Mohon pencerahan dan sharing-nya.

Apakah ada diantara rekan2 yang memiliki pengalaman untuk desain riser di laut dalam (>1000m) dengan harsh environment?Setahu saya untuk Chevron Gendalo dan Gehem akan memakai 2 floater dengan SCR untuk risernya. Mohon dishare kenapa pada akhirnya memilih konsep ini.

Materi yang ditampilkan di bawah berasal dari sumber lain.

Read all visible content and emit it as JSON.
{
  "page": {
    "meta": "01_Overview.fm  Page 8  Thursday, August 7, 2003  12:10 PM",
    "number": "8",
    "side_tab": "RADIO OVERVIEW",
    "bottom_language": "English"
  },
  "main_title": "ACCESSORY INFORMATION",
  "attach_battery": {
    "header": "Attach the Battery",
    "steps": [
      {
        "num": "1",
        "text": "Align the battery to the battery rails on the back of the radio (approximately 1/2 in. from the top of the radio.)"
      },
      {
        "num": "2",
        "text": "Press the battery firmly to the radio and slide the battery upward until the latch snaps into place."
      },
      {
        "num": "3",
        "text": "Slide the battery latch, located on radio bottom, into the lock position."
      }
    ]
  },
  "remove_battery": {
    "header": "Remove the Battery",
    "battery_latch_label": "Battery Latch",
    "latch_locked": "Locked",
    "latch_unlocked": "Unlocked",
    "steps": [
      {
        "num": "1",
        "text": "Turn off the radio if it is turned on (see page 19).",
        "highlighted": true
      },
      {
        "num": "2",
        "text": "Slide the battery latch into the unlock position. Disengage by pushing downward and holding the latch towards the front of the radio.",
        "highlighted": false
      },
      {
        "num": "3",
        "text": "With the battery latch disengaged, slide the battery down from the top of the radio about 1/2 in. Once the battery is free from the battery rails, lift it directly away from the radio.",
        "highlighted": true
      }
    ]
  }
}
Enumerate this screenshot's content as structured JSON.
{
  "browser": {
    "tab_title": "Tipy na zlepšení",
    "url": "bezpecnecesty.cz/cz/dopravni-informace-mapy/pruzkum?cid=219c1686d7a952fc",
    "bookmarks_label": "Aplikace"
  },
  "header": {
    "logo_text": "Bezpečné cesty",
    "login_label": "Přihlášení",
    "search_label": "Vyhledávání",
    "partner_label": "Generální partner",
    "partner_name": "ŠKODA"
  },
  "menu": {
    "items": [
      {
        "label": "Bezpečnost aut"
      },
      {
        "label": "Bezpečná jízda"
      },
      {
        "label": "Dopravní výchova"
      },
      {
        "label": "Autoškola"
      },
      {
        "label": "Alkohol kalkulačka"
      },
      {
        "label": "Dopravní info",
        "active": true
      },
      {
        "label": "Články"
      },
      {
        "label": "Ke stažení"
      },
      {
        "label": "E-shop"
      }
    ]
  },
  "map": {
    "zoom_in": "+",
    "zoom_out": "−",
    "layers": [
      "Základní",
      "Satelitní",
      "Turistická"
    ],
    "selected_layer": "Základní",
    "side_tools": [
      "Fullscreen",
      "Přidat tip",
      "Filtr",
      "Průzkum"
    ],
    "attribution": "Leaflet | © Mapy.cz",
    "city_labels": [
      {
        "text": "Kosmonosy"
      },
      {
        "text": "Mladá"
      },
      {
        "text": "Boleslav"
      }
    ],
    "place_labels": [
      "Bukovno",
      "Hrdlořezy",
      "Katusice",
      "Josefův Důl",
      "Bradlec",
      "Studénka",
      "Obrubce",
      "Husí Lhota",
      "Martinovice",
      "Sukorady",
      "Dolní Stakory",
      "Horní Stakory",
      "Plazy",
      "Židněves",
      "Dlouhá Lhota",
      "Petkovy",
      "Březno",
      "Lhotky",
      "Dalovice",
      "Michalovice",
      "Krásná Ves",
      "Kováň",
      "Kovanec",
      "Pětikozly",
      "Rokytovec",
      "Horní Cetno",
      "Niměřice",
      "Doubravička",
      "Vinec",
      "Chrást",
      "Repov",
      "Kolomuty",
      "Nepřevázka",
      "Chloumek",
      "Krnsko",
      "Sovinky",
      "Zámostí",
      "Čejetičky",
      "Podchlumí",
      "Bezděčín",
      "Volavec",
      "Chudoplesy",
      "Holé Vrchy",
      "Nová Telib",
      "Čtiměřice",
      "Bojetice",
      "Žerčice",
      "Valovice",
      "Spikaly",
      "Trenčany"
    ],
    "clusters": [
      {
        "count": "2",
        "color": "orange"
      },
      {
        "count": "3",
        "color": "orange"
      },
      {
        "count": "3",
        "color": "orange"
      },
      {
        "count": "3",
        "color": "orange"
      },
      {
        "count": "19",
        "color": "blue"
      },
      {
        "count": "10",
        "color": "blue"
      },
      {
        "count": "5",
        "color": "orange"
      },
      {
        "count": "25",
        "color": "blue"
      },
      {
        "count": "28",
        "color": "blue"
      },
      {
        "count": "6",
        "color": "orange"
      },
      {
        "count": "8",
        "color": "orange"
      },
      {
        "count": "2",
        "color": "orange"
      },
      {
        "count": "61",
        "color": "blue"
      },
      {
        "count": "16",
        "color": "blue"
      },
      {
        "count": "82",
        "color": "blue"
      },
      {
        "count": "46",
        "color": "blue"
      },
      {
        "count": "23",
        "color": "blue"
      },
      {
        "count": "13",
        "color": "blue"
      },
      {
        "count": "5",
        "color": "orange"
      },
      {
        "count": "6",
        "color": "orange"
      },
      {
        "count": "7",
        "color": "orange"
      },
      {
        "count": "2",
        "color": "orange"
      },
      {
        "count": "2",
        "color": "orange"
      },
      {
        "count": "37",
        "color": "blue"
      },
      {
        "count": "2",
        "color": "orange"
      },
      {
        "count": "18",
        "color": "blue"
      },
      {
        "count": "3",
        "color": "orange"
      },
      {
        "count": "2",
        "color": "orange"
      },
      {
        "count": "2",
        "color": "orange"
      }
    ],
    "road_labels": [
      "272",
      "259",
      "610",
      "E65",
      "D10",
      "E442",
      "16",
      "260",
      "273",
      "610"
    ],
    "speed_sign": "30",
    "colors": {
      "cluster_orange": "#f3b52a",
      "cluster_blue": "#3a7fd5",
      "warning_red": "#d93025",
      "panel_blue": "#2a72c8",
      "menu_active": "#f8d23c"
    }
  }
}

Apa saja keuntungan dan kelemahan dari jenis konfigurasi riser lainnya jika ditinjau dari integritas risernya, jumlah line-nya, jenis floater-nya, dll.

Terima kasih

Tanggapan 1 – roeddy setiawan

Dear Pak Makintha,

tentu saja setelah semua persaratan teknis accepted selanjutnya pertimbangan ekonomis. steel catenary riser in prinsip adalah opipa biasa sehingga costy buat catenary riser almost nothing ( say cost 1500 meter pipe 12 inch versus 1500 meter 12 inch coflex)

Flexible pipe barangkalai cost nya lebih dari USD 3 MM perlu waktu 1.5 tahun membuat nya sedangkan SCR cost almost nothing dan bisa dibiklin kapan saja providing kita punya pipe dg wt yang diharapkan.

yang agak lama tentunya engineering and number crunching dr SCR tesb.

Tanggapan 2 – hasanuddin_inspector

Apa kabar mas? Msh di Belanda kah?

Sori tidak bermaksud menjawab pertanyaan, hanya sedikit bertanya balik… Ini related to Gendalo Gehem kah? Kalo iya, saya kira environment di lokasi tsb terkategori benign instead of harsh. Dan kalo benign, feasible lah jika pake SCR.

Mungkin bisa ditanyakan ke temen2 di Intec (now WorleyParsons grup) yang mendisain spec material dan melakukan ECA untuk semua SCR-nya West Seno yang tetanggaan sama Gendalo Gehem. West Seno kalo gak salah inget ada 28 SCR dengan konfigurasi 4×7. Mas Satio Braskoro sepertinya ikut terlibat di design West Seno saat itu.